The Rabbit Hole, a right-wing Facebook page, was the biggest source of traffic to the AIER story, according to social metrics site CrowdTrangle.

“What we didn't do in the past was panic like a bunch of scared children and allow the government to ruin people's lives,” the page wrote. “Please read this article, it shows you the stupidity of what our Governments are doing right now."

The Rabbit Hole has over 100,000 likes on its page, which promotes misinformation about COVID-19, like the claim that masks can’t protect you from the virus.

AIER’s article also received a huge amount of traffic from right-wing news site, which had a post about it shared almost 10,000 times.

Houston-based conservative radio talk show host Michael Berry shared the AIER article, writing on Facebook, “We didn't always destroy our economy, our life savings, our small businesses, our jobs, and everything we worked for because of pandemics.”

“It's almost like the debunking doesn't really have an effect. It makes people more inclined to believe it.”

“Is it coincidence that an America that has locked its children indoors because of media-hyped fear of the bogeyman is now locking itself indoors over fear of this virus?” asked one of Berry’s followers in the comment section.

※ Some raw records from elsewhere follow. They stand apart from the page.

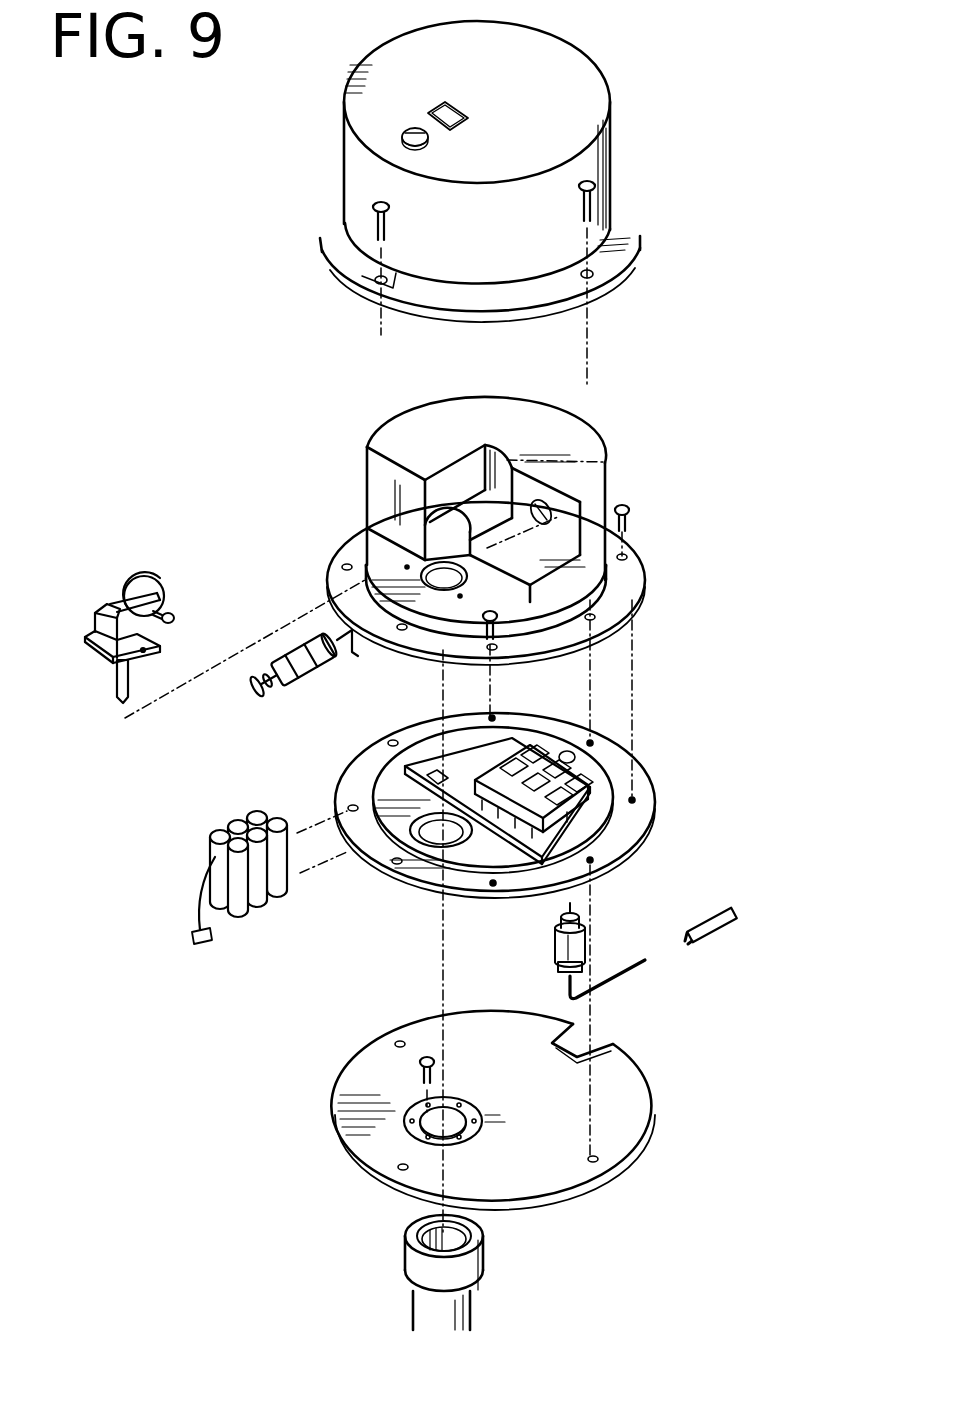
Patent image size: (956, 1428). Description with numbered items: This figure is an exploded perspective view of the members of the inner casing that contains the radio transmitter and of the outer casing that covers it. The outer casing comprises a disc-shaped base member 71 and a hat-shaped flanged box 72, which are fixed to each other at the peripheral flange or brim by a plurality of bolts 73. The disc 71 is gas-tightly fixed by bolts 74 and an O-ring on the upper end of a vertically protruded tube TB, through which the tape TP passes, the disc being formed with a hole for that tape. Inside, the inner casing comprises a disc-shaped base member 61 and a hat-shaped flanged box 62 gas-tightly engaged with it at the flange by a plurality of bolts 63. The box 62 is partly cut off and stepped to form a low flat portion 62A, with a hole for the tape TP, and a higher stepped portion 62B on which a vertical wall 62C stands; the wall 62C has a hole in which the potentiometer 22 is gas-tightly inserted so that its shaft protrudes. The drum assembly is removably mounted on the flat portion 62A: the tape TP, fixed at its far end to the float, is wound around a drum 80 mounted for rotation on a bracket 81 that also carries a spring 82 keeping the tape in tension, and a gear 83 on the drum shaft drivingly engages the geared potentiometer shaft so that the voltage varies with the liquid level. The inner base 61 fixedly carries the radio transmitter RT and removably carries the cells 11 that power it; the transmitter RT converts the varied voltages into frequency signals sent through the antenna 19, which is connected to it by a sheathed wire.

The flanged box 72 is at (594, 90).
The bolts 73 is at (367, 223).
The flanged box 62 is at (553, 463).
The low flat portion 62A is at (443, 603).
The higher stepped portion 62B is at (558, 563).
The vertical wall 62C is at (583, 535).
The bolts 63 is at (630, 506).
The drum 80 is at (157, 587).
The bracket 81 is at (105, 645).
The spring 82 is at (117, 595).
The gear 83 is at (173, 622).
The tape TP is at (117, 687).
The potentiometer 22 is at (333, 668).
The base member 61 is at (612, 755).
The radio transmitter RT is at (580, 827).
The cell 11 is at (247, 912).
The antenna 19 is at (722, 928).
The bolts 74 is at (423, 1076).
The base member 71 is at (633, 1108).
The tube TB is at (427, 1310).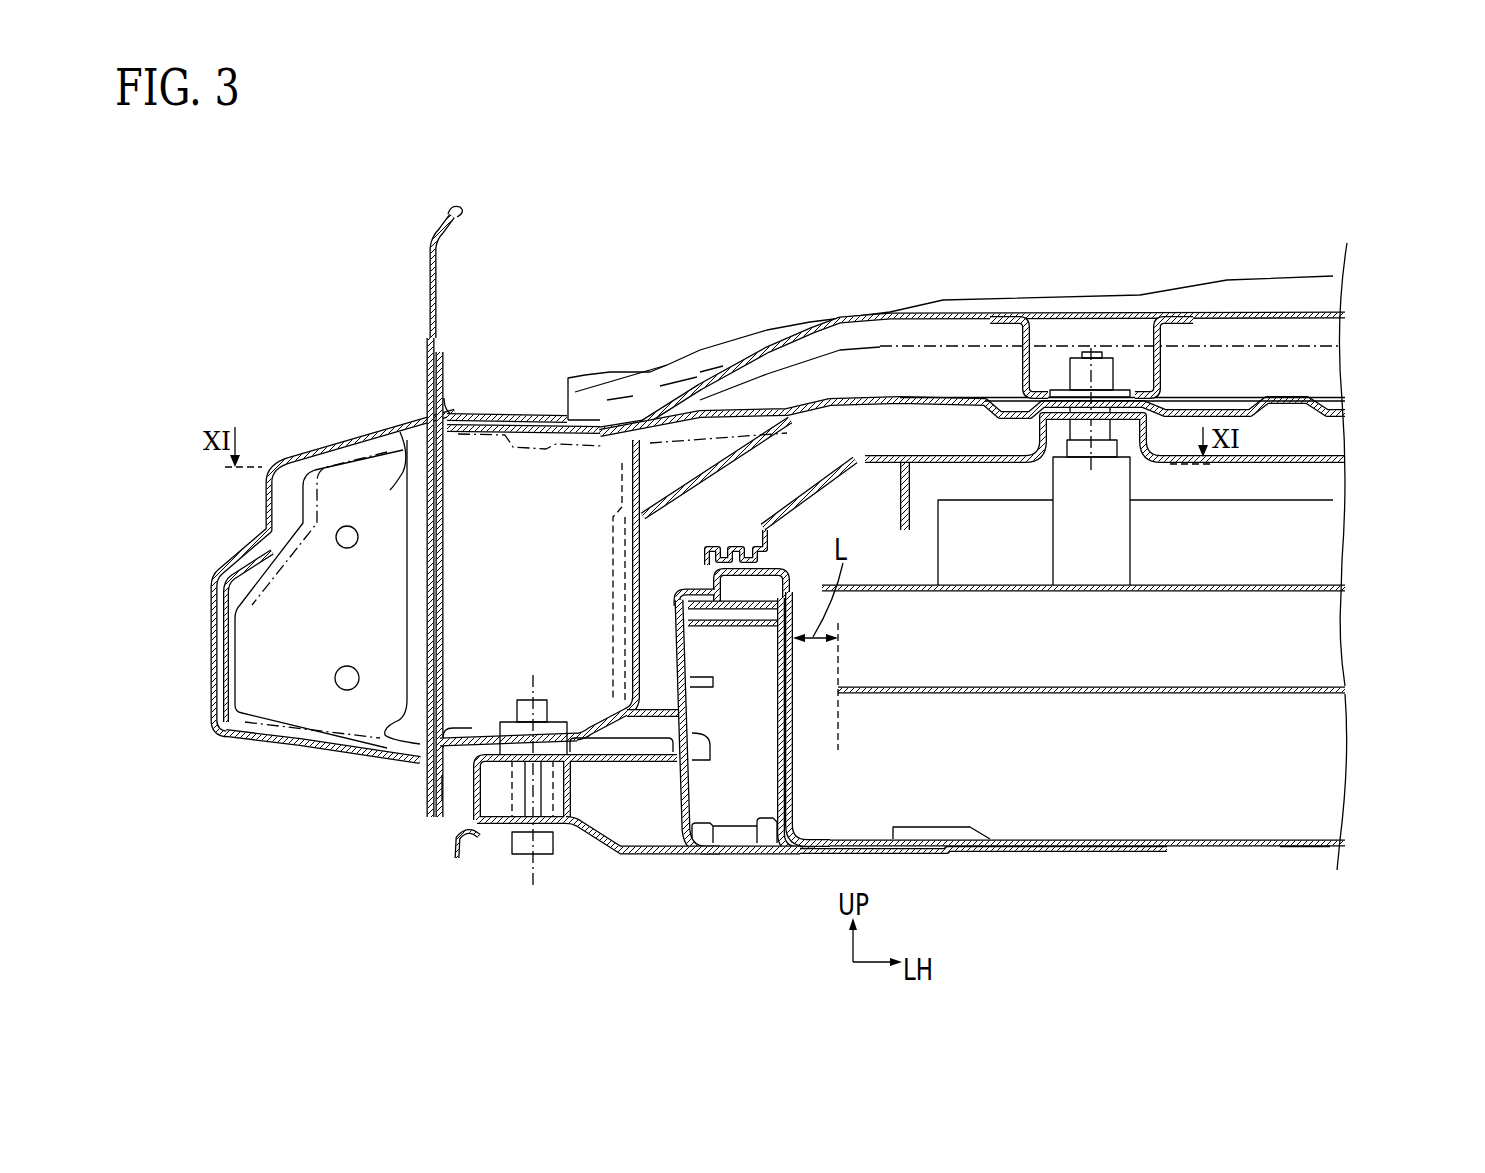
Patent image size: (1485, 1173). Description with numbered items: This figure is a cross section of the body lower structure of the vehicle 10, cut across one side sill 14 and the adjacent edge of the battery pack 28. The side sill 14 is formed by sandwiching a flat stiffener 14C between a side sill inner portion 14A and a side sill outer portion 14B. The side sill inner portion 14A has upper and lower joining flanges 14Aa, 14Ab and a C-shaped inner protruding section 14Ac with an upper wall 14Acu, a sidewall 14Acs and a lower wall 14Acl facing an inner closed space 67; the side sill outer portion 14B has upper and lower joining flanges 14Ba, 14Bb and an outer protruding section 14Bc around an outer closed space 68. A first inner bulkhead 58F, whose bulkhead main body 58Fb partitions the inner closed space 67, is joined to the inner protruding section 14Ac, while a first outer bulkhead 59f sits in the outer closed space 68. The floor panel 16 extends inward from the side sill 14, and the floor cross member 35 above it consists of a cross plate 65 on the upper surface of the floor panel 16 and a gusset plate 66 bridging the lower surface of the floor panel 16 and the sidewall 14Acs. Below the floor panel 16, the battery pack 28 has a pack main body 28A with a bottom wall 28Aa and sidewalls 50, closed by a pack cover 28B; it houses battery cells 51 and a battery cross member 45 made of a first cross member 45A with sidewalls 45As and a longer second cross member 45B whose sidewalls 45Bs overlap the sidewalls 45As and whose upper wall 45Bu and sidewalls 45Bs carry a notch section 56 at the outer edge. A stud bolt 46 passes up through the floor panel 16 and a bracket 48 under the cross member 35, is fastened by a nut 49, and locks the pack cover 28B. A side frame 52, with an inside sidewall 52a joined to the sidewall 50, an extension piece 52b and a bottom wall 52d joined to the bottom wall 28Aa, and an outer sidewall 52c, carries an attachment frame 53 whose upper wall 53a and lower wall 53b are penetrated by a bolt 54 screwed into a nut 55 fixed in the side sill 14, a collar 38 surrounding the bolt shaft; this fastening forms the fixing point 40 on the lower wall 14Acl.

The vehicle 10 is at (485, 217).
The side sill 14 is at (317, 453).
The side sill inner portion 14A is at (537, 523).
The upper joining flange 14Aa is at (440, 366).
The lower joining flange 14Ab is at (443, 790).
The inner protruding section 14Ac is at (640, 563).
The sidewall 14Acs is at (683, 650).
The lower wall 14Acl is at (590, 755).
The upper wall 14Acu is at (543, 416).
The side sill outer portion 14B is at (267, 510).
The upper joining flange 14Ba is at (423, 360).
The lower joining flange 14Bb is at (422, 772).
The outer protruding section 14Bc is at (213, 623).
The stiffener 14C is at (430, 587).
The floor panel 16 is at (1298, 393).
The battery pack 28 is at (1104, 690).
The pack main body 28A is at (1230, 846).
The bottom wall 28Aa is at (1307, 848).
The pack cover 28B is at (1300, 446).
The floor cross member 35 is at (1252, 310).
The collar 38 is at (452, 860).
The fixing points 40 is at (556, 710).
The battery cross member 45 is at (1273, 584).
The first cross member 45A is at (1307, 683).
The front and rear sidewalls 45As is at (1317, 780).
The second cross member 45B is at (1317, 583).
The front and rear sidewalls 45Bs is at (1317, 633).
The upper wall 45Bu is at (910, 585).
The stud bolt 46 is at (1133, 520).
The bracket 48 is at (1029, 352).
The nut 49 is at (1113, 370).
The sidewall 50 is at (803, 776).
The battery cell 51 is at (1307, 500).
The side frame 52 is at (682, 838).
The inside sidewall 52a is at (795, 717).
The extension piece 52b is at (963, 852).
The sidewall 52c is at (675, 795).
The bottom wall 52d is at (773, 857).
The attachment frame 53 is at (611, 863).
The upper wall 53a is at (520, 820).
The lower wall 53b is at (587, 837).
The bolt 54 is at (523, 852).
The nut 55 is at (470, 762).
The notch section 56 is at (818, 598).
The first inner bulkhead 58F is at (513, 416).
The bulkhead main body 58Fb is at (600, 430).
The first outer bulkhead 59f is at (300, 482).
The cross plate 65 is at (937, 312).
The gusset plate 66 is at (690, 475).
The inner closed space 67 is at (445, 730).
The outer closed space 68 is at (385, 745).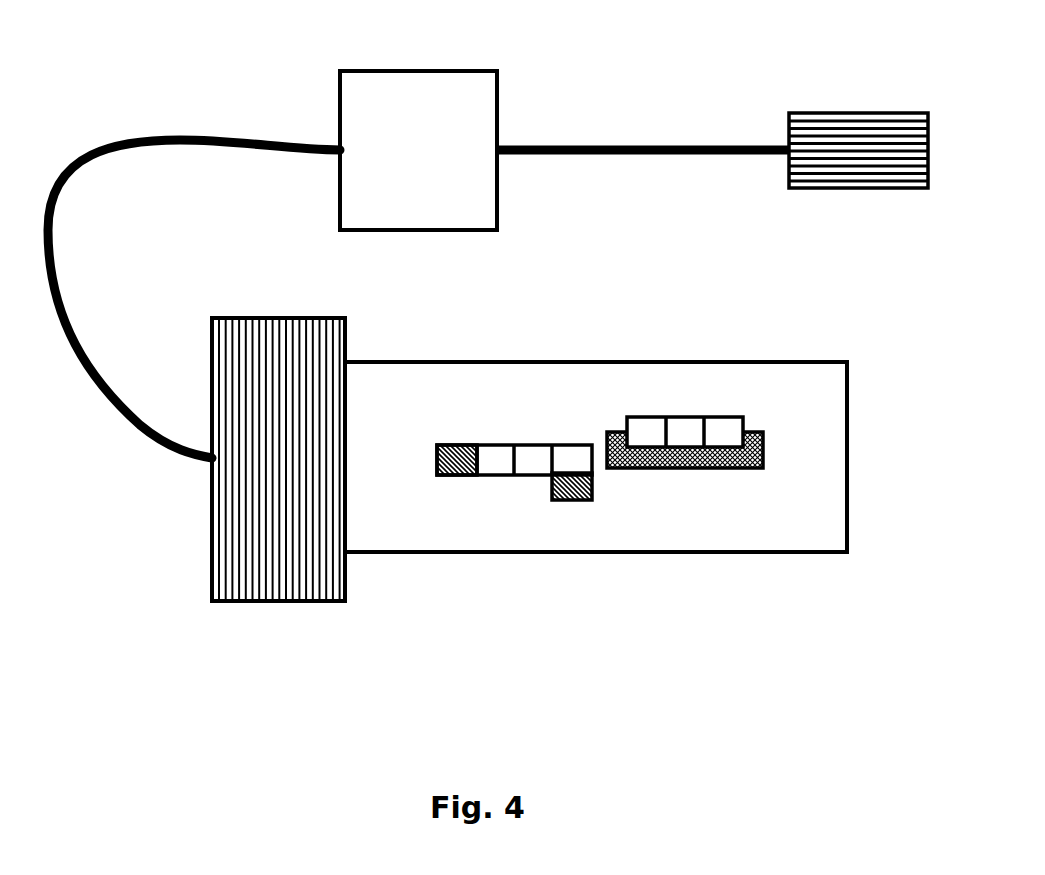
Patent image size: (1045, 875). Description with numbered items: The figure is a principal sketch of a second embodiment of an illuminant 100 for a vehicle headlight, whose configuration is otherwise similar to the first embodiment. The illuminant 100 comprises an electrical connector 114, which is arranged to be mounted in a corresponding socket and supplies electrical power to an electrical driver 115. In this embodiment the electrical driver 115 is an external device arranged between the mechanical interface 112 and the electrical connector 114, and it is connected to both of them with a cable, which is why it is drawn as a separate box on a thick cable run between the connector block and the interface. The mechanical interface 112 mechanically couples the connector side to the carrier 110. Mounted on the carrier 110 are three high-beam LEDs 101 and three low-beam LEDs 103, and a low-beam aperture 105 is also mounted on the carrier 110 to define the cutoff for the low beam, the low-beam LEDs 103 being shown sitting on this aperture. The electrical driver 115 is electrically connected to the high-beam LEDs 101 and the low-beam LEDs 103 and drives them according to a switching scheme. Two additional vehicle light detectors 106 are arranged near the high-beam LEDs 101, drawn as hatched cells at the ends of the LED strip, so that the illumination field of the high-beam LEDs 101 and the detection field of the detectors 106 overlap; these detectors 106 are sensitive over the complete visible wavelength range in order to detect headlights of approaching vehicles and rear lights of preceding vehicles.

As for how users can avoid falling for misleading or harmful information about COVID-19, Rasmussen said that many people who share misinformation tend to bristle when they are fact-checked.

“A lot of times when these types of ‘oh here's a new hot take on this’ articles come out and when they are debunked, the people really double down — the people who wrote them or people who are sharing them widely,” she said. “It's almost like the debunking doesn't really have an effect. It makes people more inclined to believe it.”

“We're starved for information that will allow us to take some actionable societal measures like, ‘let's reopen and have Woodstock because they did that in 1969 and everything was fine,’” Rasmussen said.